3. Reconsider Responsibility: From Me to We

Climate impacts are distributed unfairly. The poorest half of the world suffers 75% of the relative income losses from climate change, despite producing only 12% of emissions. Meanwhile, wealthier nations often lean on carbon offsetting—planting trees in the Global South instead of cutting emissions at home.

But history shows true collective action is possible. The 1987 Montreal Protocol, which curbed ozone-depleting substances by 98%, stands out as a shining example of international cooperation that transcended national self-interest.

4. Reimagine the Future: From Seconds to Centuries

Most policies today are designed with short election cycles and quarterly profits in mind. But real solutions require long-term thinking — looking beyond our lifetimes.

Finland’s Committee for the Future is a government body tasked with anticipating long-range impacts of policy decisions. Similarly, the Svalbard Global Seed Vault safeguards plant biodiversity for millennia to come, offering hope against crop failures, pandemics, or war.

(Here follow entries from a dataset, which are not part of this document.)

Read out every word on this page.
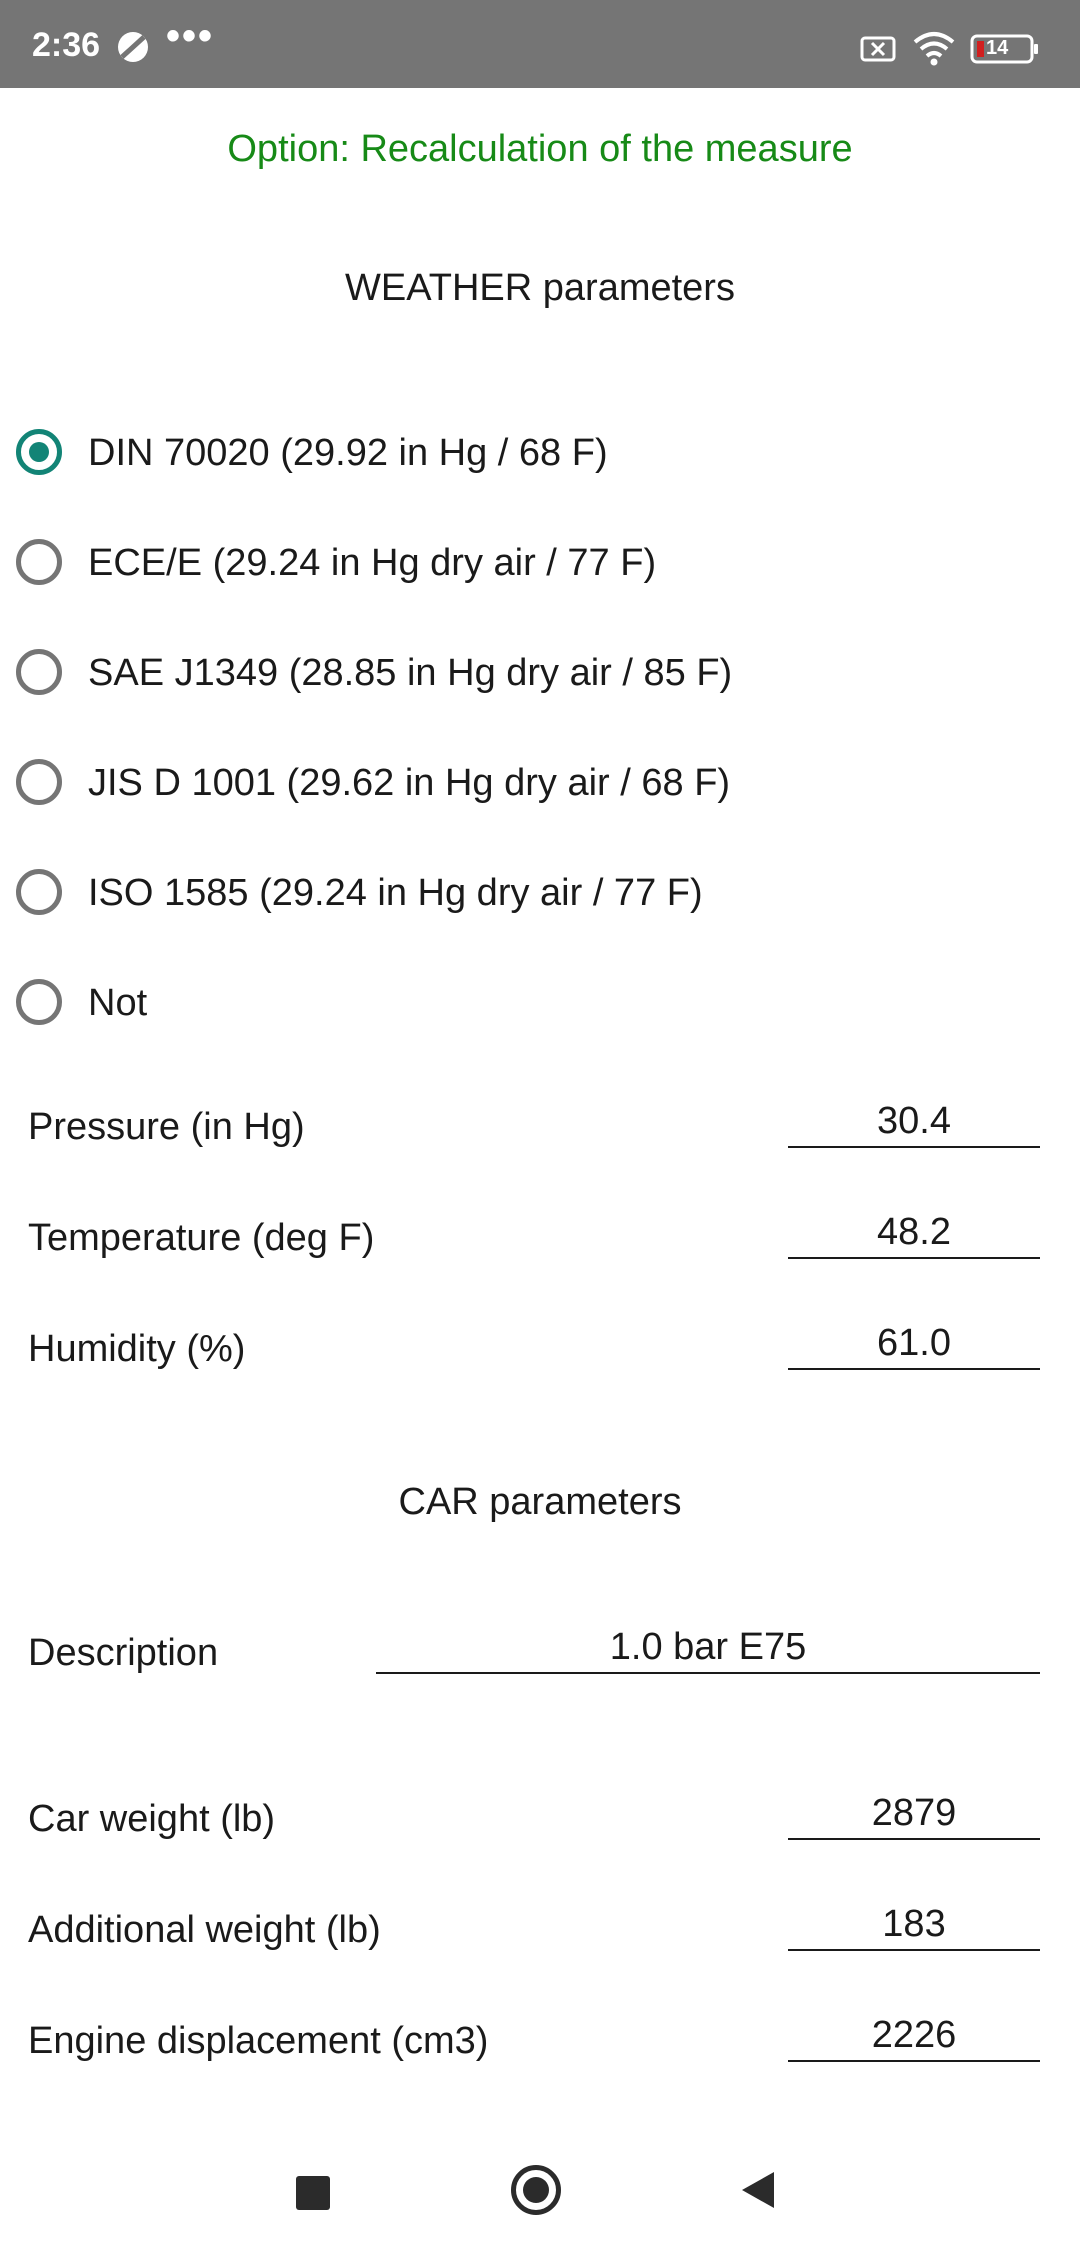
2:36 •••	14
Option: Recalculation of the measure
WEATHER parameters
DIN 70020 (29.92 in Hg / 68 F)
ECE/E (29.24 in Hg dry air / 77 F)
SAE J1349 (28.85 in Hg dry air / 85 F)
JIS D 1001 (29.62 in Hg dry air / 68 F)
ISO 1585 (29.24 in Hg dry air / 77 F)
Not
Pressure (in Hg)	30.4
Temperature (deg F)	48.2
Humidity (%)	61.0
CAR parameters
Description	1.0 bar E75
Car weight (lb)	2879
Additional weight (lb)	183
Engine displacement (cm3)	2226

Bhutan’s Gross National Happiness Index challenges GDP-centric models by prioritising well-being, cultural preservation, and ecological health. It’s a striking reminder that progress doesn’t have to cost the Earth.

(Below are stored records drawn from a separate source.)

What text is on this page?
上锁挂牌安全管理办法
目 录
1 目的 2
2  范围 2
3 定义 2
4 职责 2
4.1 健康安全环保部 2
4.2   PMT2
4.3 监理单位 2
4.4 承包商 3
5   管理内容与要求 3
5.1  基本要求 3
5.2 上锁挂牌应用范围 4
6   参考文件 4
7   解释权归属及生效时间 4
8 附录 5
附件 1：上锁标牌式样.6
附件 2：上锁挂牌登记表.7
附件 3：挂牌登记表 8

5. Revalue What Matters: From Greed to Balance

Our economic systems prioritise growth and consumption at any cost. Forested land, for example, is often valued far less than cleared land for agriculture or development, despite its immense ecological and health benefits.

Alternative models are emerging. In Canada, New Zealand, and Japan, green prescriptions encourage patients to spend time in nature — a move that recognises both the mental health benefits of green spaces and the broader value of ecosystems. These initiatives point the way toward economies that reflect the true worth of natural systems.

A Turning Point for the Planet

The UN report underscores a sobering truth: shallow fixes won’t work in a world facing deep crises. But there is hope. From Earth jurisprudence to visionary governance, we already have models of what deep, systemic change looks like.

The challenge now is scale and courage. We must rewire the rules, redefine progress, and reimagine our place in the natural world — not tomorrow, but today.

As Professor Shen Xiaomeng of UNU-EHS says,

“We see the abyss. We know how to turn around. And yet, we confidently keep walking toward it. Why?”

The answer lies not just in knowing what to do — but in having the will to transform the roots of the systems we live by.